Le député Alain Barrau nous présente le compte rendu de la réunion de la Délégation de l'Assemblée nationale pour l'Union européenne du 20 février 2002. Au sommaire: échange de vues avec une délégation de la Commission de l'intégration européenne de l'Assemblée nationale bulgare, conduite par son président, Daniel Valtchev ; rapport d'information de René André sur la Pacte de stabilité pour l'Europe du Sud-Est ; communication de Marie-Hélène Aubert sur sa mission en Malte, examen de textes soumis à l'Assemblée nationale en application de l'article 88-4 de la Constitution française.
*** Défis Sud. SOS Faim (4 Rue aux Laines, B-1000 Bruxelles. Tél: (32-2)5112238 - E-mail: d.sud@sosfaim.be - Internet: http://www.sosfaim.be ). n°50, 2002. 46p.. Prix: 3€.
Les conflits sociaux qui ont marqué la Bolivie ces trois dernières années consacrent l'exclusion dont se sentent victimes certaines catégories de la population.

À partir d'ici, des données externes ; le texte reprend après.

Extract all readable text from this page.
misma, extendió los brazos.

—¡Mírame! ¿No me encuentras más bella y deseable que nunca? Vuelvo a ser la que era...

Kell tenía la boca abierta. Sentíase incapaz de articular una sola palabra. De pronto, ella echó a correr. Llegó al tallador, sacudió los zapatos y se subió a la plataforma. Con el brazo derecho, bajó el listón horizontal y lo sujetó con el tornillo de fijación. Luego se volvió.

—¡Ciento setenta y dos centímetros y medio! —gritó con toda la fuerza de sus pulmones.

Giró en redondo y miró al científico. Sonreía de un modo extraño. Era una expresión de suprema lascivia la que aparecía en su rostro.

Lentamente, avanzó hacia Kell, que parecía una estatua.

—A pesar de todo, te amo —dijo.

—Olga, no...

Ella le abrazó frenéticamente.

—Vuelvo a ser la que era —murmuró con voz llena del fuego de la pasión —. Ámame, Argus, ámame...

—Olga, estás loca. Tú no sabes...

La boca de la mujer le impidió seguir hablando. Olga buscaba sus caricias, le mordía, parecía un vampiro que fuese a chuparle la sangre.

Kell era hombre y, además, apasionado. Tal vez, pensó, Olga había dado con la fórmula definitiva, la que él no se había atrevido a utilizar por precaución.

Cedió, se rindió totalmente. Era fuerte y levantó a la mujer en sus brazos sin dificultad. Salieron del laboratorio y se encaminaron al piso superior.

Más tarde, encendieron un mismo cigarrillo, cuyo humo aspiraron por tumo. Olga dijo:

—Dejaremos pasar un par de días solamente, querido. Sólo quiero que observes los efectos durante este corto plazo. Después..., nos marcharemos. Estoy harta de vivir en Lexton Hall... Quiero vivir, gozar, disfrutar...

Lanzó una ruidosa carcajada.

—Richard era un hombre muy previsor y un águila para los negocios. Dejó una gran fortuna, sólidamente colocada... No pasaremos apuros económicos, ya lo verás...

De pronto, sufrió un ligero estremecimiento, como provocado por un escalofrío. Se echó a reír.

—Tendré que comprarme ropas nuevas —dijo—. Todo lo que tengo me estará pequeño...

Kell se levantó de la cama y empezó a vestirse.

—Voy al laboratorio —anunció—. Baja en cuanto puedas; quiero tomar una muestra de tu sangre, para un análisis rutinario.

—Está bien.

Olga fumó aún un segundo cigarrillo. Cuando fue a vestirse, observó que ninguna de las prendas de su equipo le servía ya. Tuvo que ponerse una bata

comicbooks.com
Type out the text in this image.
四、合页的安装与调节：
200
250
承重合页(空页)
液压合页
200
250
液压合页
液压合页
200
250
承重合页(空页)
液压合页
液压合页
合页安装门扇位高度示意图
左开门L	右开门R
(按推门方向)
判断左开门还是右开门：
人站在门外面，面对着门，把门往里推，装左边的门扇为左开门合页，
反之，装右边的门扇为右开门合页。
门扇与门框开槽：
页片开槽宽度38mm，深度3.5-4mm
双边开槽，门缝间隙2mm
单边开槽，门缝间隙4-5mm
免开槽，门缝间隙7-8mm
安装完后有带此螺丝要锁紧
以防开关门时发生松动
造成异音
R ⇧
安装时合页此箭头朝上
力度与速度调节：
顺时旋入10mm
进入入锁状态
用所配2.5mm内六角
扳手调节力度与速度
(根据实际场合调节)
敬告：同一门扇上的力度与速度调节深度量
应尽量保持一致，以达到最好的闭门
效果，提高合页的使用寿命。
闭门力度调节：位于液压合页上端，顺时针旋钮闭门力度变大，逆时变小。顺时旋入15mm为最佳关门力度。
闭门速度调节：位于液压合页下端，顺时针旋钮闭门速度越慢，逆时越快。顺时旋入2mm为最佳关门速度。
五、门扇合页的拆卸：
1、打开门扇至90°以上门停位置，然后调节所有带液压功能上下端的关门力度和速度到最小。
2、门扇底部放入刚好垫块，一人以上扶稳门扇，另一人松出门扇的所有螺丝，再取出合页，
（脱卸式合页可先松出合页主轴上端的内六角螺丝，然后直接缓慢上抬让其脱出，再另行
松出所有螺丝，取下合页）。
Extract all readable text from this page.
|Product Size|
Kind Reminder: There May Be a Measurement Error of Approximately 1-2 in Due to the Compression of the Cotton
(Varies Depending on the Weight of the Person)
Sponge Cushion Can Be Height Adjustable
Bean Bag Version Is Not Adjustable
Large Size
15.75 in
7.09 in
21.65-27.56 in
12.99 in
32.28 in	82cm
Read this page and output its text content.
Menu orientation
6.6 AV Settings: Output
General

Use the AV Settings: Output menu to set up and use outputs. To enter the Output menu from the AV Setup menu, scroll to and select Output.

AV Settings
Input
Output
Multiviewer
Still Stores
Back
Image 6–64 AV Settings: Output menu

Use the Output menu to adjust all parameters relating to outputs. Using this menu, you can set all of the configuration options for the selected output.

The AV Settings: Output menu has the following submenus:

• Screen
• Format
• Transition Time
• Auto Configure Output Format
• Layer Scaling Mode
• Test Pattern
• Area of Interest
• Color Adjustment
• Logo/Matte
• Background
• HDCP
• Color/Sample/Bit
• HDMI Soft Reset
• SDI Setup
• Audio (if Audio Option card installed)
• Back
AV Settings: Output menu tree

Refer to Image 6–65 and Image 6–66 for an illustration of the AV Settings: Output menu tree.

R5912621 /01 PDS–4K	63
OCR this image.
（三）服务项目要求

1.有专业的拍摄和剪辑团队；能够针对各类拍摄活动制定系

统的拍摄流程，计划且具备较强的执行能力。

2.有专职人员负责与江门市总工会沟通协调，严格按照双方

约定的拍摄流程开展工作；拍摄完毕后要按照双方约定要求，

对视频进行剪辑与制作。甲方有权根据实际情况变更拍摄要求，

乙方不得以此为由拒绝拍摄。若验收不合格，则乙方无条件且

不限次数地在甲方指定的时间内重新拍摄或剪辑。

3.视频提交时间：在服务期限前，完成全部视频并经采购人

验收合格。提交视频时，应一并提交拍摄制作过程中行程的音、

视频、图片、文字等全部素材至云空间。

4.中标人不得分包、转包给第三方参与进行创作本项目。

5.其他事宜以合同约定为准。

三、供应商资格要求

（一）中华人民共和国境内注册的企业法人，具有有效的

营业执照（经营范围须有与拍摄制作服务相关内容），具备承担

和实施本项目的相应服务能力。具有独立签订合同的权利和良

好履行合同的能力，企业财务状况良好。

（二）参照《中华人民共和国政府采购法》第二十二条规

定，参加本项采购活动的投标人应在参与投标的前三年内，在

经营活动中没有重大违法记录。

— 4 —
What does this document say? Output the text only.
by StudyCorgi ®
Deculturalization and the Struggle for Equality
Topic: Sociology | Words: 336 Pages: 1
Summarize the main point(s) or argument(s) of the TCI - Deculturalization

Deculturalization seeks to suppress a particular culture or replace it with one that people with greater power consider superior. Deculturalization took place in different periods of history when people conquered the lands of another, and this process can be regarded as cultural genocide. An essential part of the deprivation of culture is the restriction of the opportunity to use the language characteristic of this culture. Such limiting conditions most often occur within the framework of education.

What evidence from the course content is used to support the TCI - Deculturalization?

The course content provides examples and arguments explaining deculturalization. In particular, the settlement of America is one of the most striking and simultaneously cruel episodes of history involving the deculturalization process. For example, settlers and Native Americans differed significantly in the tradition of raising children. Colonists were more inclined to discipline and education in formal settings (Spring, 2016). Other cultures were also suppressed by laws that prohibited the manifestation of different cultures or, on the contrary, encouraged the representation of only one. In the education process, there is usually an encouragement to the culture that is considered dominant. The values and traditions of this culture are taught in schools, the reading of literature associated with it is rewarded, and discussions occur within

Depuis 1985, les priorités de la politique économique se mesuraient à travers des indicateurs macro-économiques. Des couches entières de la population sont exclues du marché intérieur. Défis Sud pose une question: "La clé du développement ne se trouverait-elle pas dans l'intégration dans l'économie globale ?". Suite du sommaire: « 11 septembre - les réactions en Amérique latine, Afrique et dans le monde arabe », « rencontre avec Walden Bello à propos de l'OMC », « Afrique et la nostalgie de Sabena », « risque d'embrasement en Afrique australe ».
Revues en bref
*** Interactive. Datanews., n°4, Mars 2002. Vilvoorde Revue des « décideurs de l'ère numérique », cette publication se soucie des problèmes liés à l'économie à l'heure du numérique. Dans le numéro: « Pas question que l'informatique soit placée sur un piédestal », l'explosion toujours attendue de la Business Intelligence, le marketing direct grâce aux outils CRM, e-invoicing, la facturation en ligne. *** La Lettre d'information. Ministère de la culture et de la communication., n°94, Février 2002. Paris Sommaire: « Cinéma: le second volet des mesures en faveur du court métrage », « l'office franco-allemand pour la jeunesse - un acteur majeur au service de la coopération culturelle », « actualité du bicentenaire de Victor Hugo », « télévision numérique terrestre: le dispositif réglementaire désormais réglé ». *** Go! The Euronext magazine. n°6, Février 2002. Paris Au sommaire: « l'internationalisation des transactions avec des titres - au cœur de la directive européenne », « investissements soucieux des problèmes sociaux - la clé de la croissance », « importantes perspectives pour la biotechnologie ».